居住者と非居住者で受けられる控除に違いあり
所得税には様々な控除があります。
- 雑損控除
- 医療費控除
- 社会保険料控除
- 小規模企業共済等掛金控除
- 生命保険料控除
- 地震保険料控除
- 寄附金控除
- 障害者控除
- 寡婦(寡夫)控除
- 勤労学生控除
- 配偶者控除
- 配偶者特別控除
- 扶養控除
- 基礎控除
外国人のなかでも、居住者は日本人と同じく全ての控除を受けることができます。非居住者が受けられる控除は「雑損控除」「寄附金控除」「基礎控除」のみです。
基礎控除
基礎控除は納税をする日本人・外国人が全員受けられる控除です。金額は一律38万円となっていて、誰でも収入額のうち38万円は非課税です。
扶養控除
扶養控除は、収入がない、または少ない家族を扶養することで控除されるものです。その条件と、金額は以下の通りです。
・6親等内の血族及び3親等内の姻族
・納税者と生計を一にしている
・年間合計所得金額が38万円以下(給与のみの場合は103万円以下)
・70歳以上(同居している):58万円
・70歳以上(同居していない):48万円
・それ以外:38万円
配偶者の場合は、配偶者控除・配偶者特別控除で、納税者と配偶者の所得額に応じた控除を受けられます。
また、「納税者と生計を一にしている」の条件として「同居」は含まれていないので、故郷に仕送りをしている場合には海外の家族も扶養家族としてカウントできます。ただし、外国人が海外の家族の人数を実際よりも多く申告しているケースなどが増えており、審査が厳格になってきています。
外国税額控除
先にも少し触れましたが、外国税額控除は税金の二重払いを防ぐための制度です。例えば、海外で得た2,000万円の所得に対し、海外の所得税が50%、日本の所得税が40%かかると、残りはたった200万円になってしまいます。その場合、海外に納税した1,000万円は申告により控除されるというのが外国税額控除の仕組みです。

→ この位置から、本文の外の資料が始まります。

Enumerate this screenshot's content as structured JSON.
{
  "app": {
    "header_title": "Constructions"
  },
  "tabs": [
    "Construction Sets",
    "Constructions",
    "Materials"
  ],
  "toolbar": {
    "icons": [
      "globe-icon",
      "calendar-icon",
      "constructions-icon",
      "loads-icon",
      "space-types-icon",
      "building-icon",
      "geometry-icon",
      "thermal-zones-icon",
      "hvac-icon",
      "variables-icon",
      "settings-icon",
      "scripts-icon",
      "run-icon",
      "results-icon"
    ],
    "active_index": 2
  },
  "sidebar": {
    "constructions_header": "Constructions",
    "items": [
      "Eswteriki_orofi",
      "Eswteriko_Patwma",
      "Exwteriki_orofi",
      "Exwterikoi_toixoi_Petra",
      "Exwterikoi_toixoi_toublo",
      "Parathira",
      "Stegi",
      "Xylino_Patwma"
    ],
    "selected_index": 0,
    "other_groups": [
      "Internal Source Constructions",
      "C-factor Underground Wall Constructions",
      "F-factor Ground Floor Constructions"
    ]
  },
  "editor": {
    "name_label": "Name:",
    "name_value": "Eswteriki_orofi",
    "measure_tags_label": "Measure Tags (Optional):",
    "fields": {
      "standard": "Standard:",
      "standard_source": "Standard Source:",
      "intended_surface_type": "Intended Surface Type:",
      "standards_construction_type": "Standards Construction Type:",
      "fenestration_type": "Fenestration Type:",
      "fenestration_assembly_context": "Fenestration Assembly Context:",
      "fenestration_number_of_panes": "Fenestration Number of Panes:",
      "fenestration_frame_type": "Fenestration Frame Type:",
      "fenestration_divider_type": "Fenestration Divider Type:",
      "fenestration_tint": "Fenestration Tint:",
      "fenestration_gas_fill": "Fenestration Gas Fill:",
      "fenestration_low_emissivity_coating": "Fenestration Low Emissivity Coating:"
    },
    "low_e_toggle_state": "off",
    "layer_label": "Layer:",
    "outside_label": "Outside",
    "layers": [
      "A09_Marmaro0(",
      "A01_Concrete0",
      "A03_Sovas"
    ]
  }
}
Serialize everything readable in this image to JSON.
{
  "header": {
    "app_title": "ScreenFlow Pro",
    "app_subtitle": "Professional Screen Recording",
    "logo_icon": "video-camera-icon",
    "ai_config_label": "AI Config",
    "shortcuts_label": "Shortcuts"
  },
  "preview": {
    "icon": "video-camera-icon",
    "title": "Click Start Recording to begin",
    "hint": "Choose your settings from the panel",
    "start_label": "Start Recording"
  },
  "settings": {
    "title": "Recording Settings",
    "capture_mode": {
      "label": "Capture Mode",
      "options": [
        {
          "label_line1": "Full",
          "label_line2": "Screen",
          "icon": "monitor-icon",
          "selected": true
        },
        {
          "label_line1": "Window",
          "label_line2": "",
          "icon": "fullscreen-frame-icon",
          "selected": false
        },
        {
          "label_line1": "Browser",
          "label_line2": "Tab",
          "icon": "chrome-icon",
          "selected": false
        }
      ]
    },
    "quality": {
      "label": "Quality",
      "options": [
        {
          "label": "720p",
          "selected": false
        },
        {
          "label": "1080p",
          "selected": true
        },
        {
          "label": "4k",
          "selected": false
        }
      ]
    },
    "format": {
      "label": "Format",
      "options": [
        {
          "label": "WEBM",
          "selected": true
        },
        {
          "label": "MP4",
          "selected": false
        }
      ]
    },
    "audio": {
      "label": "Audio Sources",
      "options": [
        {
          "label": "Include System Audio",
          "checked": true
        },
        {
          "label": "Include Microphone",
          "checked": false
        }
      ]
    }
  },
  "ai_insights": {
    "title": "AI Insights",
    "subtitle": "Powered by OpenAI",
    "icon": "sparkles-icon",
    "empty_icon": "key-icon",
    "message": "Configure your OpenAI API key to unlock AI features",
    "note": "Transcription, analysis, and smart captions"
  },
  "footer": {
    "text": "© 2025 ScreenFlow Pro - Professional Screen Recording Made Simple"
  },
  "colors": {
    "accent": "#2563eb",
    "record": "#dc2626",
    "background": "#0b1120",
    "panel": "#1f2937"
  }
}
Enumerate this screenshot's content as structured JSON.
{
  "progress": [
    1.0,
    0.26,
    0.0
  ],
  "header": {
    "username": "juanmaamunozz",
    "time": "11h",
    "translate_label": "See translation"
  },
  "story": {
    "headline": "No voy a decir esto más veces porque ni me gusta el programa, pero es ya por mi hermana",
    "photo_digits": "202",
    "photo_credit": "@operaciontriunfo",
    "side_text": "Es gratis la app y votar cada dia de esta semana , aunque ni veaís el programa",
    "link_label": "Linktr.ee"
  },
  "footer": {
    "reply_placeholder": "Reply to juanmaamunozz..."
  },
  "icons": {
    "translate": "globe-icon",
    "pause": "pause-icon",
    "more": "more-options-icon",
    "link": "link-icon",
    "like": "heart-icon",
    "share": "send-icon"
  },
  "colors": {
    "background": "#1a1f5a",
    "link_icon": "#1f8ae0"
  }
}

ただし、所得税には控除限度額があるので、全額は戻ってこない場合もあります。
所得税の控除限度額は、以下の計算式で算出できます。
所得税の控除限度額=その年分の所得税の額×(その年分の国外所得金額/その年分の所得総額)
短期滞在者免税
非居住者の外国人で、日本が「租税条約」を締結している国の国籍を持っている人の所得は、一定の基準を満たすと免税されます。この制度を、通称「短期滞在者免税」と呼びます。条件は国ごとに異なりますが、概ね「短期滞在」とは「183日以下」のことを指し、この期間以下しか日本に滞在しない外国人は、日本で収入を得ても課税されません。
まとめ
外国人の税金は、「永住者」「居住者」「非居住者」という区分によって納税の義務がある範囲が異なります。「永住者」「居住者」は、細かな条件は違うものの、ほぼ日本人と同じ税金を納めなければなりません。
「非居住者」は住民税を支払う必要がなく、所得税も「短期滞在者免税」や「租税条約」により減免される可能性があります。